— Ну-ка, ваша милость, ну-ка... не опускайте голову! Что? Бьёт в глаза? Потерпите! Через стекло дневной свет безопасен!

Маэстро Поллини сделал несколько шагов назад и критически окинул взглядом мою скромную фигуру.

Просторная комната под самой крышей Южного шпиля была залита резкими солнечными лучами. В самом её центре возвышалось немного полинялое троноподобное кресло, на котором восседал злой и невыспавшийся я. Во имя искусства меня разбудили ещё до полудня, нарядили в наглаженный и накрахмаленный до состояния рыцарских доспехов костюм, после чего передали в полное распоряжение уважаемому гофмалеру.

Тот меня долго усаживал, бегал кругами по комнате, открывал и закрывал шторы пока, наконец, не остался доволен увиденным.

— Превосходно! — воскликнул он. — Теперь постарайтесь не двигаться — я сделаю несколько набросков.

Маэстро схватил огромный лист плотной бумаги, а в руках у него появился хитроумный механический карандаш.

Первые минуты эльф смотрел на моё лицо почти не отрываясь. Потом его внимание всё более и более приковывалось к рисунку. Карандаш носился по бумаге с поистине неправдоподобной скоростью. Маэстро Поллини натужно сопел, пыхтел и время от времени начинал то ли ворчать, то ли напевать себе под нос некую нескладную, одному ему известную, песенку.
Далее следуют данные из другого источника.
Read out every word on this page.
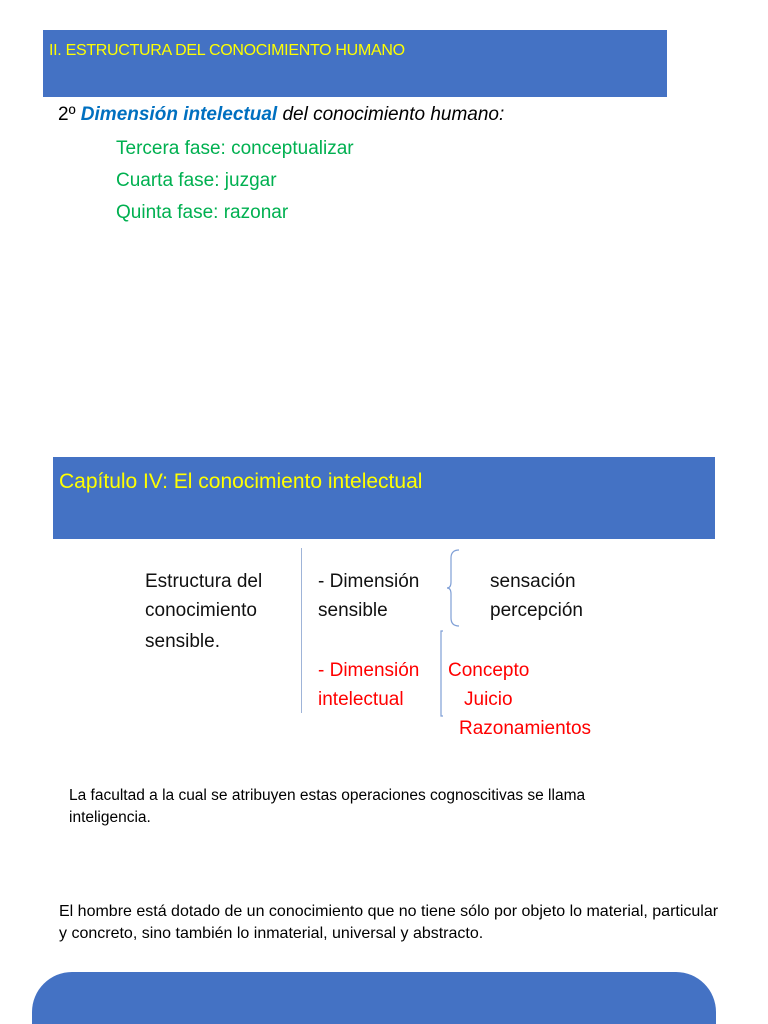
II. ESTRUCTURA DEL CONOCIMIENTO HUMANO
2º Dimensión intelectual del conocimiento humano:
Tercera fase: conceptualizar
Cuarta fase: juzgar
Quinta fase: razonar
Capítulo IV: El conocimiento intelectual
Estructura del
conocimiento
sensible.
- Dimensión
sensible
sensación
percepción
- Dimensión
intelectual
Concepto
Juicio
Razonamientos
La facultad a la cual se atribuyen estas operaciones cognoscitivas se llama inteligencia.
El hombre está dotado de un conocimiento que no tiene sólo por objeto lo material, particular y concreto, sino también lo inmaterial, universal y abstracto.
Сеанс тянулся нестерпимо долго. От солнца я разомлел и начал клевать носом. Художник извёл с полдесятка чистых листов. Я уже начал было подумывать забыть о приличиях и просто уйти восвояси, как вдруг в дверь постучались. На пороге появилась мама.

До маэстро Поллини я знавал в своей жизни лишь двух живописцев. Первый — мальчишка немногим старше меня. Он иногда гостил у своего дяди — нашего местного лесничего — и в такие дни часами слонялся с мольбертом по окрестностям. Второй был постарше и посолиднее. Несколько лет назад его приглашали расписывать плафон городского храма. При всей непохожести друг на друга эти двое имели общую черту — они никому не показывали незавершённые картины и не терпели посторонних во время работы.
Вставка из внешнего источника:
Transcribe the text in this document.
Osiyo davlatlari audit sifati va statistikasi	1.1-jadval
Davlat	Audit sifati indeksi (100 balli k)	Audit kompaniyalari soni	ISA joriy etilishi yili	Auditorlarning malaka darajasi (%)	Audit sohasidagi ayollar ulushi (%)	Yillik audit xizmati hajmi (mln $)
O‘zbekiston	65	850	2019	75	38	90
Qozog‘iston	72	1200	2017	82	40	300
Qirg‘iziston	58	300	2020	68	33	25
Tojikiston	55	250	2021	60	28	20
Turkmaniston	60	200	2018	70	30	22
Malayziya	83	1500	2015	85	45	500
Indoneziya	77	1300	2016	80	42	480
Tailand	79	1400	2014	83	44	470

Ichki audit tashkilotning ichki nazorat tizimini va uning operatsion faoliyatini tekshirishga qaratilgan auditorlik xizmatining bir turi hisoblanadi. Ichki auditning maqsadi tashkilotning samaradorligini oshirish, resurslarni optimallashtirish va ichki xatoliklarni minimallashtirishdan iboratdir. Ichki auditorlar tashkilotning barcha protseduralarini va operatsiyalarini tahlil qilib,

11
Интуиция мне подсказывала, что маэстро Поллини вряд ли станет исключением из этого правила. Я немало удивился, когда он вдруг расплылся в улыбке и бросился маме навстречу. Художник расцеловал руки своей гостье, после чего подвёл её к сложенным на журнальном столике рисункам и начал охотно демонстрировать только что сделанные эскизы.

— Ах, дорогой маэстро, это невероятно! — с придыханием восхищалась мама. — Вы превзошли мои самые смелые ожидания!

— Угу, — художник воспринимал комплименты как должное. — Извольте-ка взглянуть ещё и сюда.

Мама восторженно прижимала руки к груди. Эльф важно кивал головой. Сеанс, кажется, был окончен.

Я встал с уже успевшего надоесть кресла и тоже заглянул в наброски. С первого же взгляда я почувствовал если и не восхищение, то, по крайней мере, что-то близкое к уважению. Маэстро Поллини сделал несколько торопливых непроработанных рисунков, на которых изобразил мою голову с четырёх разных ракурсов. Разумеется, назвать это портретами не получилось бы даже с натяжкой, однако в каждом наброске он сумел уловить и воссоздать мои черты с такой точностью, что даже многочасовое позирование перестало казаться мне чем-то нестерпимо скучным. Я ведь тоже был вампиром. В глубине души мне тоже хотелось иметь столь престижную и «взрослую» вещь, как собственный портрет.